Systemic inflammation affects the local tumor microenvironment and is crucial for the growth and metastasis of cancer [21]. Growing evidence has indicated the predictive value of inflammation-related variables in rectal cancer patients with various baseline characteristics and TNM stages [22]. Different inflammatory markers, such as NLR, PLR, and Lymphocyte to Monocyte Ratio (LMR), have been used to predict prognosis in rectal cancer patients [23]. In addition, SIRI was recently used to determine OS in many kinds of cancers [24]. However, to our best knowledge, this is the first study that evaluates the prognostic significance of SIRI in RC patients.

There are a few studies that have discussed the effects of SIRI on colorectal cancer patient’s prognosis. Cao et al. evaluated the correlation of SIRI with tumor-associated bacteria and the prognosis of colorectal cancer patients [25]. They reported that SIRI had a superior predictive performance than the other inflammation-related markers, such as NLR, PLR, and LMR. Cai et al. found a positive correlation between high levels of SIRI and poor prognosis in colorectal cancer patients [16]. In their cohort, SIRI and MLR showed the strongest relationship with their outcome events in a median 23-month follow-up. However, this study focused more on developing a novel marker. Thus, the univariate and multivariate analysis of existing markers was insufficient.

Especially in the last two decades, treatment of RC differed from the remaining colon cancers. Recently, preoperative NCRT has taken a growing role in the treatment of RC. Hence, the results of inflammation-related markers need to be reevaluated for RC. Nagasaki et al. included 202 rectal cancer patients received neoadjuvant chemo-radiotherapy (NCRT) in their study [26]. They reported that NLR has an impact on the OS of RC patients with NCRT; however, they found no significant correlation with recurrence-free survival. In another cohort, Shen et al. found similar results to the previous study. They analyzed 199 patients underwent rectal surgery after NCRT. NLR was significantly associated with poor OS. On the contrary, disease-free survival has no significant relation with NLR. These two studies used different cut-off values for NLR (NLR ≤ 5.0 vs. NLR ≤ 2.8, respectively).
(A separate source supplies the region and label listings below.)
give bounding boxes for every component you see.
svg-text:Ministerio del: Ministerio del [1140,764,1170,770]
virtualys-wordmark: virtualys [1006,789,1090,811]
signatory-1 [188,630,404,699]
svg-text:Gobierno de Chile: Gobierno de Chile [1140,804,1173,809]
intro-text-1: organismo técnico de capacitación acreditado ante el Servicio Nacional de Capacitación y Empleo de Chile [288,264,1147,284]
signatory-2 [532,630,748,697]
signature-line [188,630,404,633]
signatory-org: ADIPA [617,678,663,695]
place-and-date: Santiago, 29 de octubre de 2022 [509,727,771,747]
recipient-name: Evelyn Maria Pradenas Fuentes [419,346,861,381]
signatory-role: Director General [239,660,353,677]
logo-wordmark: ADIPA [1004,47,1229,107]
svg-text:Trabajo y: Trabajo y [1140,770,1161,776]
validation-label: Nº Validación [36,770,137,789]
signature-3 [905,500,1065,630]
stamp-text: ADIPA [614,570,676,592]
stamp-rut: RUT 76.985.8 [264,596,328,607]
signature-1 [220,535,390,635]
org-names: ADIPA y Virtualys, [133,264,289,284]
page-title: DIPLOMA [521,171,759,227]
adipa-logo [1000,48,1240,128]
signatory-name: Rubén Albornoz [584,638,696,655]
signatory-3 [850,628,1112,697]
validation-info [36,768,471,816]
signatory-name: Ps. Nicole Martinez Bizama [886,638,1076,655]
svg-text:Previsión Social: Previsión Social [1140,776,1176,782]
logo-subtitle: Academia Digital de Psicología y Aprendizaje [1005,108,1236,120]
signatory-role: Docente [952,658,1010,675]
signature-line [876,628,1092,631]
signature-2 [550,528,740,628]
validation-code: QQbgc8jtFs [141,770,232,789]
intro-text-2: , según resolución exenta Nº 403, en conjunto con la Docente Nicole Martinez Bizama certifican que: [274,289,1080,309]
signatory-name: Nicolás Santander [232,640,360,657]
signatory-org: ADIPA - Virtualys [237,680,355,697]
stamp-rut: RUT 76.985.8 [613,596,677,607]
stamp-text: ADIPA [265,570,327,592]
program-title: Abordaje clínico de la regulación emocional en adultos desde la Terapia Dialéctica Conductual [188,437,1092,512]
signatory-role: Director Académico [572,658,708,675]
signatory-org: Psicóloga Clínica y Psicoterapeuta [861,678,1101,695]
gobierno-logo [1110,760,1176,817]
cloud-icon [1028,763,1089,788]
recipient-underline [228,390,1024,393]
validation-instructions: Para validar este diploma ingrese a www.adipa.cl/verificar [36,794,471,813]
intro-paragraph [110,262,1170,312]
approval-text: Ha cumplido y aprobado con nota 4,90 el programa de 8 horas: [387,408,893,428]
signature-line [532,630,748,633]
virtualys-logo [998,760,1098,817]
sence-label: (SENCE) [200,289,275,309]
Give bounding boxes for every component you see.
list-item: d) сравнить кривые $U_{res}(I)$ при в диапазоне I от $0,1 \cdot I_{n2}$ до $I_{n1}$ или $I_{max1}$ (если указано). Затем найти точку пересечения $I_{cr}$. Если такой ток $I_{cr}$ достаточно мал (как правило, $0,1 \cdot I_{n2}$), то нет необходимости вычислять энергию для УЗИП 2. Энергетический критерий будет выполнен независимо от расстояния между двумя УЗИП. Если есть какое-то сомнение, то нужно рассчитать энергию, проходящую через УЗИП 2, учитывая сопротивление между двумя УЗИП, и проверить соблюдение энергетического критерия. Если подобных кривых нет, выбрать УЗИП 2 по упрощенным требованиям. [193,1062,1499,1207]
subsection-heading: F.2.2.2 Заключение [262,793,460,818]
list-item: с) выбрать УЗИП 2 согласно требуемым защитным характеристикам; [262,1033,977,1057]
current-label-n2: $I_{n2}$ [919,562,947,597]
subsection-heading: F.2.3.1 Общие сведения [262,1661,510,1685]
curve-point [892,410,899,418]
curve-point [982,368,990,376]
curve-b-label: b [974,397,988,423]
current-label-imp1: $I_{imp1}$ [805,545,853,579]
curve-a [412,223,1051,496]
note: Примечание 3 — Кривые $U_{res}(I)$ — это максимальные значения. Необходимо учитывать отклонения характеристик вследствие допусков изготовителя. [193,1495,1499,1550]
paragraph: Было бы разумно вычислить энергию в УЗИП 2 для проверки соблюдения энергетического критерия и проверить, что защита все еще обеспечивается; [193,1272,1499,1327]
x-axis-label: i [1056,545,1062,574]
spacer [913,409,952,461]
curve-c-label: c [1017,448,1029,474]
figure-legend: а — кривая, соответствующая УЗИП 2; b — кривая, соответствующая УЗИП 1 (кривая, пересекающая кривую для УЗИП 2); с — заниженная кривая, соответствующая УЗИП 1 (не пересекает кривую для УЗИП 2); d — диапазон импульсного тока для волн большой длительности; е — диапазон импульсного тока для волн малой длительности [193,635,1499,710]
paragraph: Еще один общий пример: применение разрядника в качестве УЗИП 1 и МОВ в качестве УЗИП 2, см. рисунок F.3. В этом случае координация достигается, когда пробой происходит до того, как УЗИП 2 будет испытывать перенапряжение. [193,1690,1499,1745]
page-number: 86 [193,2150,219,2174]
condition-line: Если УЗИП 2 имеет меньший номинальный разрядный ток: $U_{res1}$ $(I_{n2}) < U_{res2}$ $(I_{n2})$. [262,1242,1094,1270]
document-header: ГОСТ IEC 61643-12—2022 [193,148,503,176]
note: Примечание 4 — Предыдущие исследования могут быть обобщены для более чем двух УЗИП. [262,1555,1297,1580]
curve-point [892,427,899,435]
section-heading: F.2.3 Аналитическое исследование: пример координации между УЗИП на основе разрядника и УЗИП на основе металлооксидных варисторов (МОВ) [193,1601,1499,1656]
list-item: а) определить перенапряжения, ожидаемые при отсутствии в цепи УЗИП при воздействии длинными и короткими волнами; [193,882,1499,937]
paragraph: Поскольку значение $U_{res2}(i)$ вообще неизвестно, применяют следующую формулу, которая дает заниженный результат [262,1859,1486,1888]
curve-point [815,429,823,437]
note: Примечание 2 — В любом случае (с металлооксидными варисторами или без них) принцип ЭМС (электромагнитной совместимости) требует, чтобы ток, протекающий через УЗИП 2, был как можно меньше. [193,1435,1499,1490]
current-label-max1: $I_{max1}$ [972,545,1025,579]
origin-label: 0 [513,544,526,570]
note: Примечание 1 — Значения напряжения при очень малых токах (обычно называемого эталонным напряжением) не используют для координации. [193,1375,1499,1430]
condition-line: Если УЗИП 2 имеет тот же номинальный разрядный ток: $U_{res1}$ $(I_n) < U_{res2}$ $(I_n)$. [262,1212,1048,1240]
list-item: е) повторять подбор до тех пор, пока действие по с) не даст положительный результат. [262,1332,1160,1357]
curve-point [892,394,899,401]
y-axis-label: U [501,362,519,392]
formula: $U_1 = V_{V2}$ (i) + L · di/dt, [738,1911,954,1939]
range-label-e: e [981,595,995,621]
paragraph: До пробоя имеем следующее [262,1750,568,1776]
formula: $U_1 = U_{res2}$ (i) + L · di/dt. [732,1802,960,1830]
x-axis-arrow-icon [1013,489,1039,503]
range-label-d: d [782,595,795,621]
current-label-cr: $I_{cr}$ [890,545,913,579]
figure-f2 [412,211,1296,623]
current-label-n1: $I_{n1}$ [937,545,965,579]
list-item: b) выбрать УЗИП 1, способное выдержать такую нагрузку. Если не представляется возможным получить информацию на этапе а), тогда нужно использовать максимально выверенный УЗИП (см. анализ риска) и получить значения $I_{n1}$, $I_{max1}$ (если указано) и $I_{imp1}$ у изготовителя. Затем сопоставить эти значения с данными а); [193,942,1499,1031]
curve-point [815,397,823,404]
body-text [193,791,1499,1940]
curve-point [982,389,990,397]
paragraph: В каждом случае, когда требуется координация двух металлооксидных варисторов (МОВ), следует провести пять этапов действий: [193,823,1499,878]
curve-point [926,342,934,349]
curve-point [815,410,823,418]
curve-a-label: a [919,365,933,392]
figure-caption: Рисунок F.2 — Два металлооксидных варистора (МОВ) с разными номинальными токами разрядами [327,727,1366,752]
The optimal cut-off values for every inflammation-related marker remain controversial.

Systemic chemotherapy might have a suppressive role in systemic inflammation, and might affect the peripheral inflammatory cells [27]. Formica et al. argued that a decrease in the NLR after chemotherapy in metastatic colorectal cancer patients may reflect poor prognosis [28]. In other words, lower NLR showed a significant correlation with OS in metastatic colorectal patients. Preoperative NCRT has been taking a substantial role in RC treatment. Therefore, the results and predictive performance of SIRI might be affected. Further investigations are needed on this topic.

Several studies showed that systemic inflammation is effective in demonstrating postoperative complications. Sugimoto et al. reported that Naples prognostic score, which developed from inflammatory biomarkers, was an independent predictive marker for severe postoperative complications [29]. Tong et al. showed that increased NLR and serum eotaxin-2 levels were strongly related to postoperative complications [30]. In our cohort, high SIRI levels were associated with higher complication rates, and this was consistent with the existing literature.

5 Conclusion

Rectal cancer patients have higher SIRI levels than the control group, which can be added to other diagnostic tools and could be a diagnostic marker in rectal cancer patients. Higher SIRI levels were also associated with poorer prognosis and increased complication rates. Still, further prospective randomized studies with a large number of patients are needed.